Copyright ©2005 Brooks/Cole, a division of Thomson Learning, Inc. Summarizing and Displaying Measurement Data Chapter 7.

Chapter 4: Displaying & Summarizing Quantitative Data

11 Chapter 3: Displaying Query Results 3.1 Presenting Data 3.2 Summarizing Data.

FDA_PhUSE White Paper - Central Tendency · Web viewThe purpose of this white paper is to provide advice on displaying, summarizing, and/or analyzing measures of central tendency,

Branding Strategies Design and Implementation. Brand hierarchy The means of summarizing the branding strategy by displaying the number and nature of common.

. Chapter 4 Displaying Quantitative Data. . Slide 4- 2 Dealing With a Lot of Numbers… Summarizing the data will help us when we look at large sets of.

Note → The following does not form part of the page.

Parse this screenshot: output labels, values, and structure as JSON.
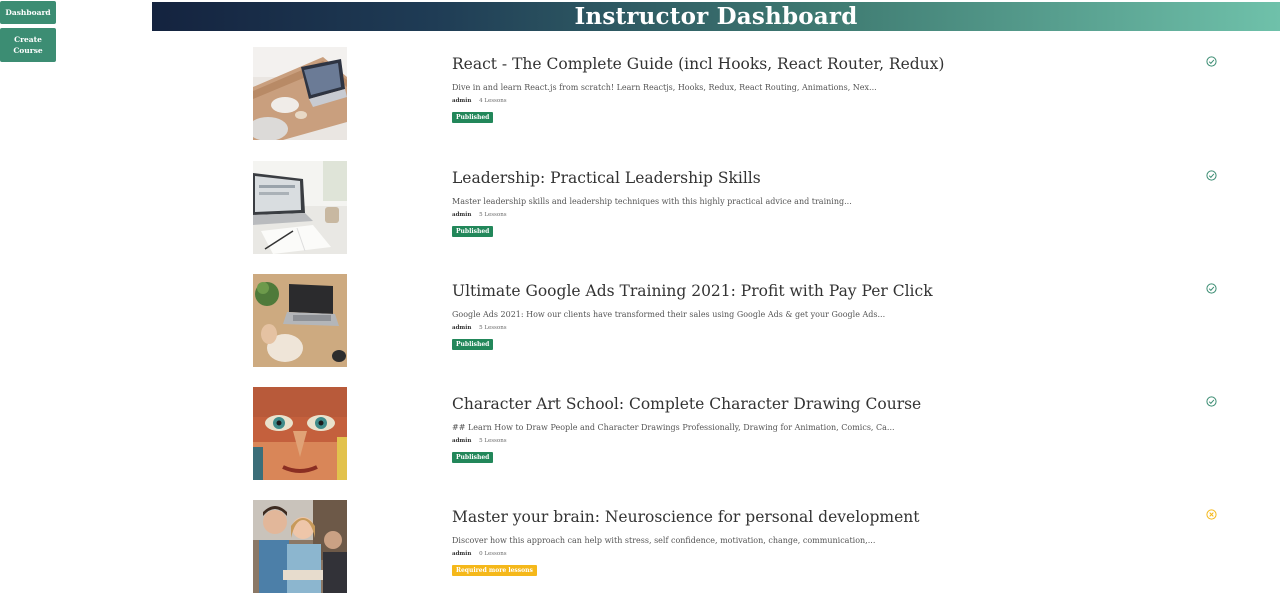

Data Analysis Statistics is the science of data. – Data Analysis is the process of organizing, displaying, summarizing, and asking questions about data.

Chapter 4 Displaying and Summarizing Quantitative Data Math2200.

Copyright © 2010 Pearson Education, Inc. Chapter 4 Displaying and Summarizing Quantitative Data.

Displaying & Summarizing Quantitative Data

Introduction. What is/are Statistics? Tools for organizing and summarizing data Tests and estimates for generalizations.

Chapter 4 Displaying and Summarizing Quantitative Data Display: Histograms, Stem and Leaf Plots Numerical Summaries: Median, Mean, Quartiles, Standard.

Data Collection Analysis of Variance Displaying and Summarizing … · 2018. 1. 4. · −1dfin numerator and − dfin denominator Example #2: ANOVA •Scenario:Compare average math

Tech!Tools!for!Students!with!DYSLEXIA! Tools for Students with... · 3 ! •! Comprehension !hastodowithidentifying key elements in a story, summarizing, predicting, questioning,

Summarizing tips

2 Summarizing and Displaying Dataschrader/DataAnalysisI/f3.pdf2 SUMMARIZING AND DISPLAYING DATA The only remaining character plot obtained by default is the stem and leaf display.